Trois jours plus tard, un comité de grève est mis en place. Le lendemain, ce sont les 2 000 sardinières qui arrêtent le travail et marchent dans les rues de Douarnenez. Une pancarte est dans toutes les mains : « Pemp real a vo » (« Ce sera 1,25 franc »).
Aux côtés des femmes, Daniel Le Flanchec. Ce « personnage éloquent, tonitruant », comme le décrit Michel Mazéas, et que les sardinières appellent leur « dieu », leur « roi », accompagne le mouvement. Un meeting se tient début décembre sous les Halles. Il réunit plus de 4 000 travailleurs et des élus. Le 5 décembre 1924, l’Humanité titre : « Le sang ouvrier a coulé à Douarnenez ». Le journaliste raconte comment une « charge sauvage commandée par le chef de brigade de Douarnenez piétina vieillards et enfants ». Ordre venant du ministre de l’Intérieur. L’élu communiste, en voulant s’interposer devant l’attaque des gendarmes, sera suspendu de ses fonctions pour « entrave à la liberté du travail ».
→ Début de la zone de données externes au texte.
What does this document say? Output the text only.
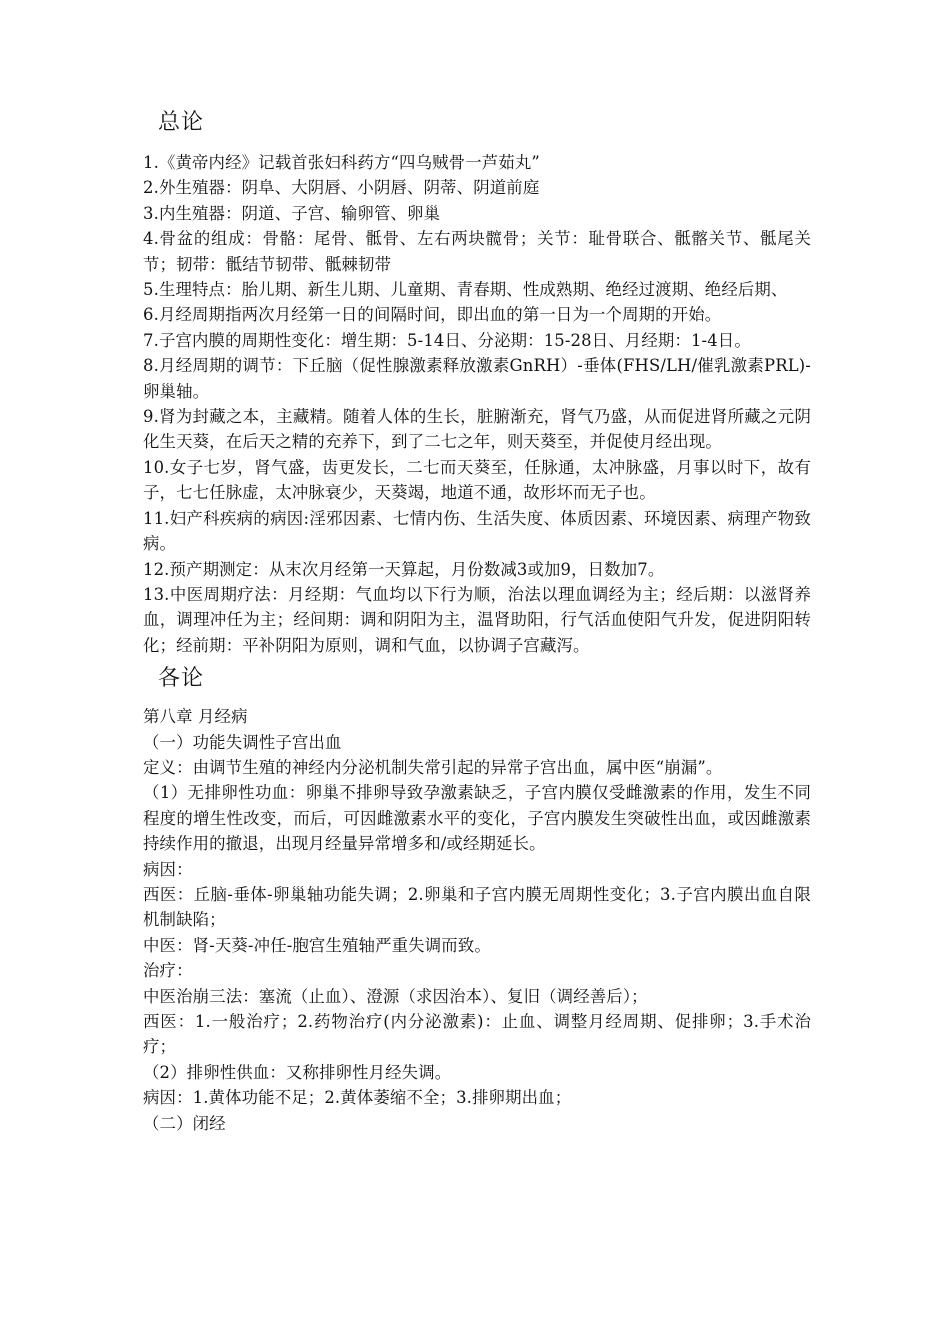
总论

1.《黄帝内经》记载首张妇科药方“四乌贼骨一芦茹丸”

2.外生殖器：阴阜、大阴唇、小阴唇、阴蒂、阴道前庭

3.内生殖器：阴道、子宫、输卵管、卵巢

4.骨盆的组成：骨骼：尾骨、骶骨、左右两块髋骨；关节：耻骨联合、骶髂关节、骶尾关节；韧带：骶结节韧带、骶棘韧带

5.生理特点：胎儿期、新生儿期、儿童期、青春期、性成熟期、绝经过渡期、绝经后期、

6.月经周期指两次月经第一日的间隔时间，即出血的第一日为一个周期的开始。

7.子宫内膜的周期性变化：增生期：5-14日、分泌期：15-28日、月经期：1-4日。

8.月经周期的调节：下丘脑（促性腺激素释放激素GnRH）-垂体(FHS/LH/催乳激素PRL)-卵巢轴。

9.肾为封藏之本，主藏精。随着人体的生长，脏腑渐充，肾气乃盛，从而促进肾所藏之元阴化生天葵，在后天之精的充养下，到了二七之年，则天葵至，并促使月经出现。

10.女子七岁，肾气盛，齿更发长，二七而天葵至，任脉通，太冲脉盛，月事以时下，故有子，七七任脉虚，太冲脉衰少，天葵竭，地道不通，故形坏而无子也。

11.妇产科疾病的病因:淫邪因素、七情内伤、生活失度、体质因素、环境因素、病理产物致病。

12.预产期测定：从末次月经第一天算起，月份数减3或加9，日数加7。

13.中医周期疗法：月经期：气血均以下行为顺，治法以理血调经为主；经后期：以滋肾养血，调理冲任为主；经间期：调和阴阳为主，温肾助阳，行气活血使阳气升发，促进阴阳转化；经前期：平补阴阳为原则，调和气血，以协调子宫藏泻。

各论

第八章 月经病

（一）功能失调性子宫出血

定义：由调节生殖的神经内分泌机制失常引起的异常子宫出血，属中医“崩漏”。

（1）无排卵性功血：卵巢不排卵导致孕激素缺乏，子宫内膜仅受雌激素的作用，发生不同程度的增生性改变，而后，可因雌激素水平的变化，子宫内膜发生突破性出血，或因雌激素持续作用的撤退，出现月经量异常增多和/或经期延长。

病因：

西医：丘脑-垂体-卵巢轴功能失调；2.卵巢和子宫内膜无周期性变化；3.子宫内膜出血自限机制缺陷；

中医：肾-天葵-冲任-胞宫生殖轴严重失调而致。

治疗：

中医治崩三法：塞流（止血）、澄源（求因治本）、复旧（调经善后）；

西医：1.一般治疗；2.药物治疗(内分泌激素)：止血、调整月经周期、促排卵；3.手术治疗；

（2）排卵性供血：又称排卵性月经失调。

病因：1.黄体功能不足；2.黄体萎缩不全；3.排卵期出血；

（二）闭经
La tension monte, les patrons ne veulent toujours pas négocier, des casseurs de grève s’immiscent dans le mouvement. Dans le même temps, des représentants syndicaux et politiques de la France entière se joignent aux grévistes. C’est dans la nuit du 31 décembre au 1er janvier que tout va basculer : des coups de feu retentissent. Des cris se font entendre : « Flanchec est mort ! » Il est retrouvé blessé dans la rue. La colère explose. L’hôtel des casseurs de grève est saccagé. Un chèque y sera retrouvé, signé de la main d’un des patrons d’usine. Les conservateurs, qui ont tenté d’assassiner l’élu, avoueront plus tard qu’ils voulaient « seulement combattre le communisme ». Finalement, le 8 janvier, après près de cinquante jours de bataille acharnée, les patrons céderont. Les sardinières obtiendront 1 franc horaire, avec heures supplémentaires et reconnaissance du droit syndical. L’une d’entre elles sera même élue au conseil municipal. Mais, les femmes n’ayant pas encore le droit de vote, la liste sera invalidée. « Cet épisode aura un impact énorme en France. On en parlait partout : à la Troisième Internationale, à l’Assemblée nationale.
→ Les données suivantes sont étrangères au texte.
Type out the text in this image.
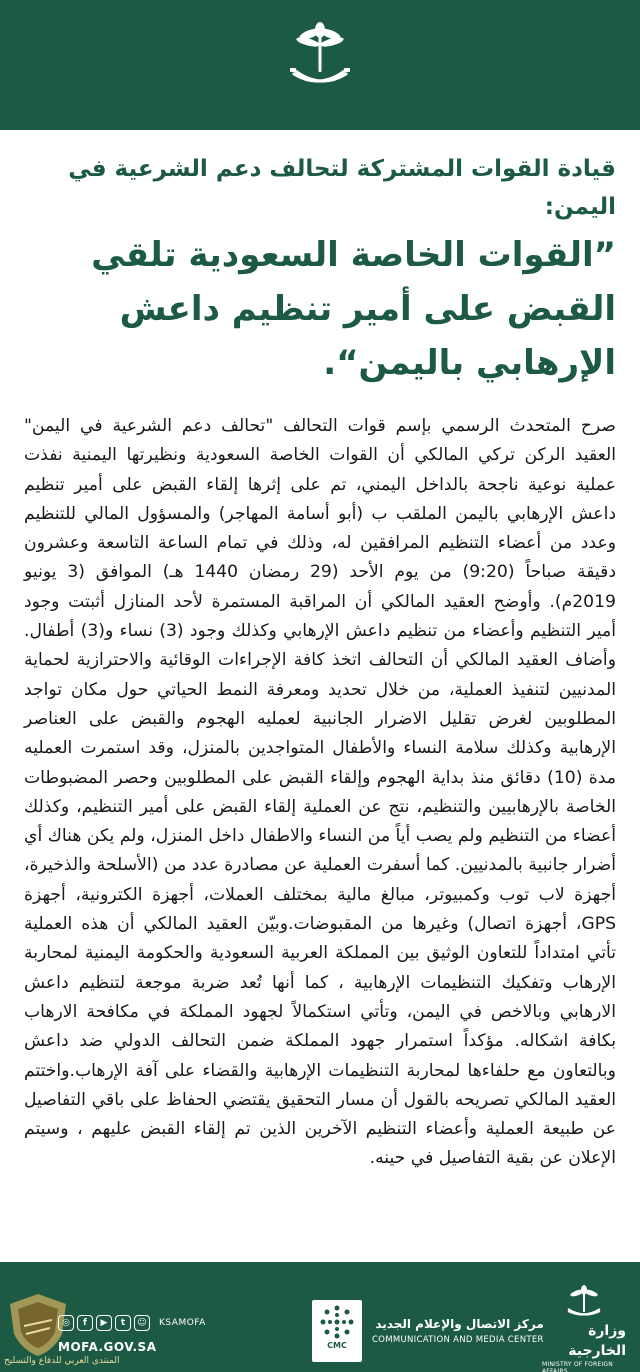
قيادة القوات المشتركة لتحالف دعم الشرعية في اليمن:
”القوات الخاصة السعودية تلقي القبض على أمير تنظيم داعش الإرهابي باليمن“.
صرح المتحدث الرسمي بإسم قوات التحالف "تحالف دعم الشرعية في اليمن" العقيد الركن تركي المالكي أن القوات الخاصة السعودية ونظيرتها اليمنية نفذت عملية نوعية ناجحة بالداخل اليمني، تم على إثرها إلقاء القبض على أمير تنظيم داعش الإرهابي باليمن الملقب ب (أبو أسامة المهاجر) والمسؤول المالي للتنظيم وعدد من أعضاء التنظيم المرافقين له، وذلك في تمام الساعة التاسعة وعشرون دقيقة صباحاً (9:20) من يوم الأحد (29 رمضان 1440 هـ) الموافق (3 يونيو 2019م). وأوضح العقيد المالكي أن المراقبة المستمرة لأحد المنازل أثبتت وجود أمير التنظيم وأعضاء من تنظيم داعش الإرهابي وكذلك وجود (3) نساء و(3) أطفال. وأضاف العقيد المالكي أن التحالف اتخذ كافة الإجراءات الوقائية والاحترازية لحماية المدنيين لتنفيذ العملية، من خلال تحديد ومعرفة النمط الحياتي حول مكان تواجد المطلوبين لغرض تقليل الاضرار الجانبية لعمليه الهجوم والقبض على العناصر الإرهابية وكذلك سلامة النساء والأطفال المتواجدين بالمنزل، وقد استمرت العمليه مدة (10) دقائق منذ بداية الهجوم وإلقاء القبض على المطلوبين وحصر المضبوطات الخاصة بالإرهابيين والتنظيم، نتج عن العملية إلقاء القبض على أمير التنظيم، وكذلك أعضاء من التنظيم ولم يصب أياً من النساء والاطفال داخل المنزل، ولم يكن هناك أي أضرار جانبية بالمدنيين. كما أسفرت العملية عن مصادرة عدد من (الأسلحة والذخيرة، أجهزة لاب توب وكمبيوتر، مبالغ مالية بمختلف العملات، أجهزة الكترونية، أجهزة GPS، أجهزة اتصال) وغيرها من المقبوضات.وبيّن العقيد المالكي أن هذه العملية تأتي امتداداً للتعاون الوثيق بين المملكة العربية السعودية والحكومة اليمنية لمحاربة الإرهاب وتفكيك التنظيمات الإرهابية ، كما أنها تُعد ضربة موجعة لتنظيم داعش الارهابي وبالاخص في اليمن، وتأتي استكمالاً لجهود المملكة في مكافحة الارهاب بكافة اشكاله. مؤكداً استمرار جهود المملكة ضمن التحالف الدولي ضد داعش وبالتعاون مع حلفاءها لمحاربة التنظيمات الإرهابية والقضاء على آفة الإرهاب.واختتم العقيد المالكي تصريحه بالقول أن مسار التحقيق يقتضي الحفاظ على باقي التفاصيل عن طبيعة العملية وأعضاء التنظيم الآخرين الذين تم إلقاء القبض عليهم ، وسيتم الإعلان عن بقية التفاصيل في حينه.
المنتدى العربي للدفاع والتسليح
◎	f	▶	t	☺	KSAMOFA
MOFA.GOV.SA	CMC
مركز الاتصال والإعلام الجديد
COMMUNICATION AND MEDIA CENTER
وزارة الخارجية
MINISTRY OF FOREIGN AFFAIRS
Des vivres et de l’argent arrivaient de tous les coins de l’Hexagone », raconte Michel Mazéas. Daniel Le Flanchec, déporté pour avoir refusé de retirer le drapeau français du fronton de la mairie, périra dans un camp nazi. Aujourd’hui, des vingt et une conserveries que comptait Douarnenez, il n’en reste que trois. Et leur production est pourtant mille fois supérieure à celles d’alors.
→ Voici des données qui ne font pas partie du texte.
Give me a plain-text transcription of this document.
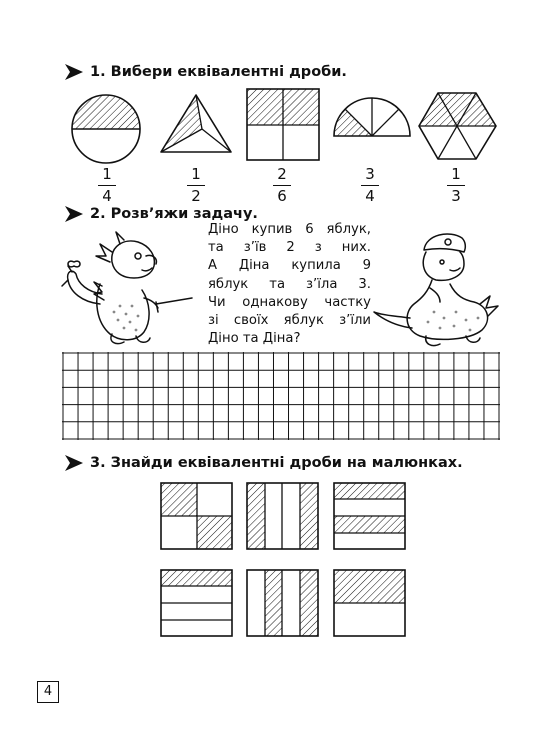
1. Вибери еквівалентні дроби.
1
4
1
2
2
6
3
4
1
3
2. Розв’яжи задачу.
Діно купив 6 яблук,
та з’їв 2 з них.
А Діна купила 9
яблук та з’їла 3.
Чи однакову частку
зі своїх яблук з’їли
Діно та Діна?
3. Знайди еквівалентні дроби на малюнках.
4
Les sardinières au XXIe siècle
À Douarnenez, le port-musée de la ville est ouvert tout l’été et consacre deux parties de son exposition permanente à l’histoire de cette industrie. Informations sur www.port-musee.org. On trouve au musée des Beaux-Arts de Quimper la peinture d’Alfred Guillou sur les Sardinières de Concarneau. À voir, le film les Penn Sardines (2004), de Marc Rivière, fiction qui a pour toile de fond cette révolte. Enfin, Claude Michel, chanteuse locale, a consacré quant à elle des albums à ces airs fredonnés alors dans les usines.